Friday, Mar. 22, 1968

Married. Maureen O'Hara, 47, Dublin's durable gift to Hollywood (50 films so far); and Charles Blair, 58, Pan American pilot who met Maureen in Ireland 21 years ago and earned his own fame in 1951 as the first man to solo over the North Pole in a single-engined plane; both for the third time; in St. Thomas, V.I.

Died. Major General Sir Robert Laycock, 60, debonair, dashing leader of England's World War II commandos; of a heart attack; in Wiseton, England. The storybook image of a daring British commando, the tall, blue-eyed Laycock led his raiders through Crete, Syria, Sicily and Salerno, executed his boldest raid in 1941, when he landed on the Libyan coast, tried to kidnap Field Marshal Erwin Rommel, lost 48 of his 50-man party, and escaped across the desert, living for six weeks on little else but berries and rain water.

Died. Khuang Aphaiwong, 66, founder of Thailand's Democrat Party and three times Premier; of cancer; in Bangkok. After joining with Pridi Phano-myong in the 1932 coup d'etat that established a constitutional monarchy, Khuang championed economic reforms and, as Premier during the turbulent years from 1944 to 1948, urged pro-Western policies before he himself was overthrown by a military coup.

Died. Jack Fulbright, 69, older brother of the Arkansas Senator, a Harvard ('24) football hero who sold steel in Missouri and lumber in Arkansas before retiring to Tennessee in 1960; of a heart attack; in Memphis.

Died. Harold L. Bache, 73, chairman and chief executive officer since 1945 of Bache & Co., Inc., world's second largest brokerage house (after Merrill Lynch, Pierce, Fenner & Smith); of an apparent heart attack; in Manhattan. Bache started out in 1914 running trade messages for $1 a day, rose through the cotton and wheat pits to the top of his granduncle's 89-year-old brokerage house, which he expanded from 48 to 124 branches and turned into the top dealer in both commodities and mutual funds.
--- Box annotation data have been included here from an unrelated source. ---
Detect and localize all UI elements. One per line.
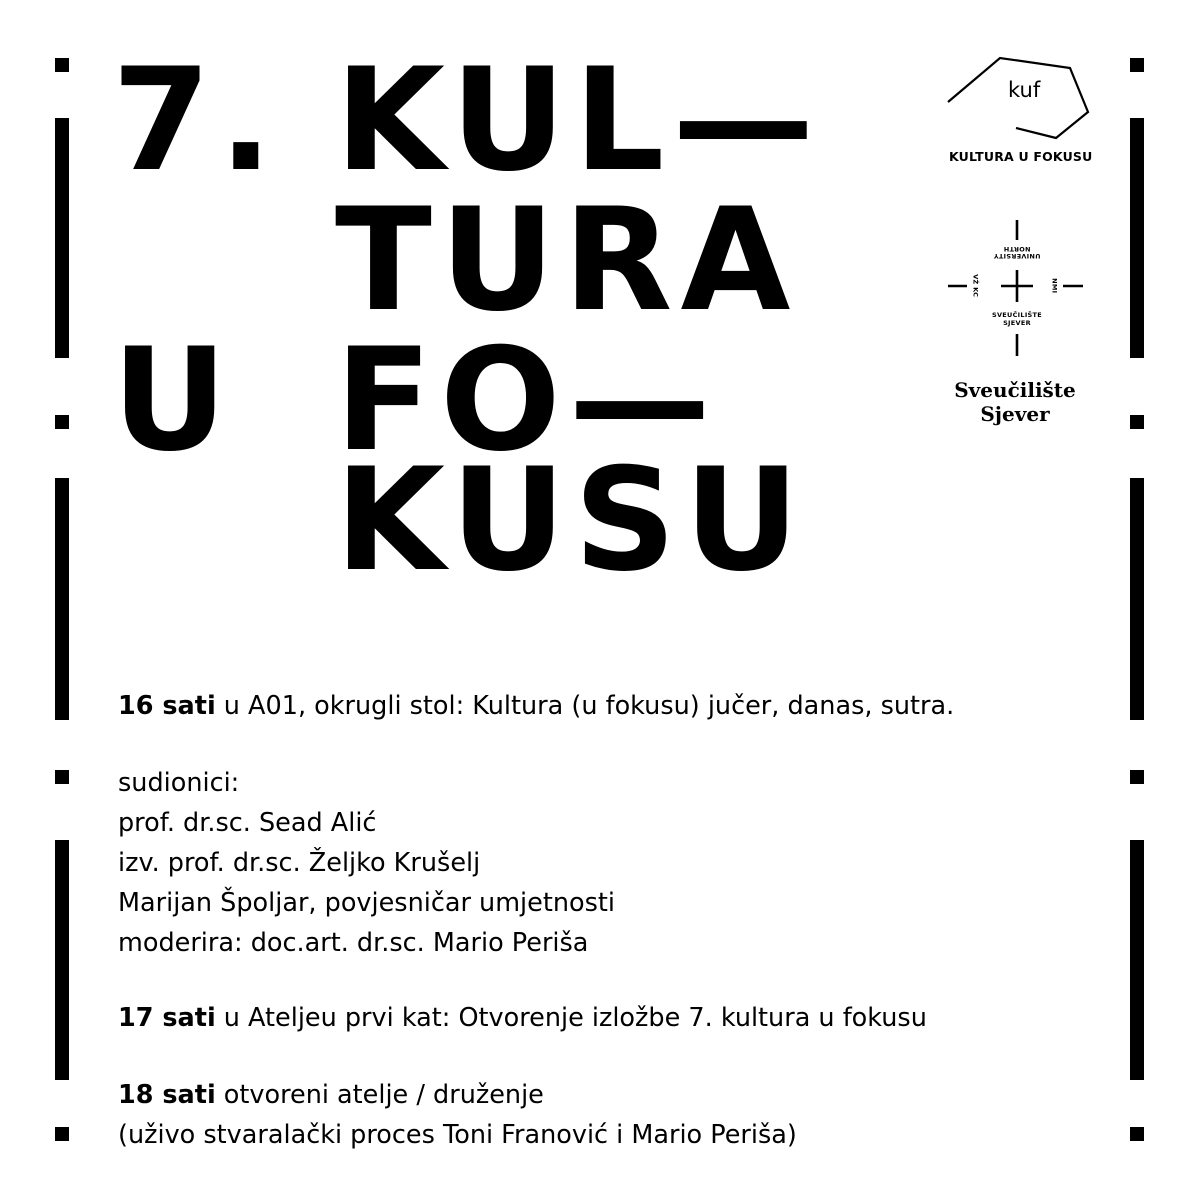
participant: izv. prof. dr.sc. Željko Krušelj — [118, 848, 481, 878]
university-name-line-2: Sjever — [980, 402, 1050, 426]
headline-line-4: KUSU — [335, 438, 808, 603]
headline-line-1: KUL— — [335, 38, 823, 203]
frame-bar-left — [55, 58, 69, 72]
event-3 — [118, 1075, 797, 1155]
participant: prof. dr.sc. Sead Alić — [118, 808, 377, 838]
seal-bottom-text-2: SJEVER — [1003, 319, 1031, 327]
headline-number: 7. — [112, 38, 281, 203]
university-name-line-1: Sveučilište — [954, 378, 1076, 402]
participants-block — [118, 763, 615, 963]
university-logo — [945, 218, 1090, 438]
frame-bar-right — [1130, 770, 1144, 784]
frame-bar-right — [1130, 118, 1144, 358]
frame-bar-left — [55, 1127, 69, 1141]
frame-bar-right — [1130, 58, 1144, 72]
frame-bar-right — [1130, 478, 1144, 720]
headline-line-2: TURA — [335, 178, 799, 343]
kuf-logo — [940, 50, 1100, 170]
frame-bar-right — [1130, 840, 1144, 1080]
event-1-time: 16 sati — [118, 691, 216, 721]
participant: Marijan Špoljar, povjesničar umjetnosti — [118, 888, 615, 918]
university-name — [945, 378, 1085, 426]
event-2 — [118, 998, 927, 1038]
frame-bar-left — [55, 415, 69, 429]
seal-left-text: VŽ KC — [971, 274, 980, 298]
event-1-text: u A01, okrugli stol: Kultura (u fokusu) jučer, danas, sutra. — [215, 691, 955, 721]
headline-u: U — [112, 318, 236, 483]
event-3-note: (uživo stvaralački proces Toni Franović i Mario Periša) — [118, 1120, 797, 1150]
kuf-mark: kuf — [1008, 78, 1041, 102]
event-2-text: u Ateljeu prvi kat: Otvorenje izložbe 7. kultura u fokusu — [215, 1003, 927, 1033]
seal-top-text: UNIVERSITY NORTH — [993, 244, 1041, 260]
event-3-text: otvoreni atelje / druženje — [215, 1080, 544, 1110]
university-seal-icon — [945, 218, 1090, 358]
seal-bottom-text-1: SVEUČILIŠTE — [991, 311, 1043, 319]
frame-bar-right — [1130, 1127, 1144, 1141]
frame-bar-right — [1130, 415, 1144, 429]
seal-right-text: NMI — [1050, 278, 1059, 294]
event-1 — [118, 686, 954, 726]
frame-bar-left — [55, 840, 69, 1080]
moderator: moderira: doc.art. dr.sc. Mario Periša — [118, 928, 589, 958]
kuf-caption: KULTURA U FOKUSU — [949, 149, 1093, 164]
event-2-time: 17 sati — [118, 1003, 216, 1033]
event-3-time: 18 sati — [118, 1080, 216, 1110]
participants-label: sudionici: — [118, 768, 240, 798]
frame-bar-left — [55, 770, 69, 784]
headline-line-3: FO— — [335, 318, 719, 483]
frame-bar-left — [55, 118, 69, 358]
frame-bar-left — [55, 478, 69, 720]
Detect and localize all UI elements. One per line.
Died. Gus Van, 80, oldtime vaudeville headliner who, with the late Joe Schenck, formed the singing team of Van and Schenck, which earned $8,000 a week in the '20s; of injuries suffered when struck by an automobile; in Miami Beach. Billed as "the Tiffany Songsters," Van and Schenck harmonized such tuneful memories as My Melancholy Baby and All She'd Say Was "Umh Hum" in a top-hat-and-cane act that made them a mainstay of the Ziegfeld Follies before it all ended when Schenck died in 1930.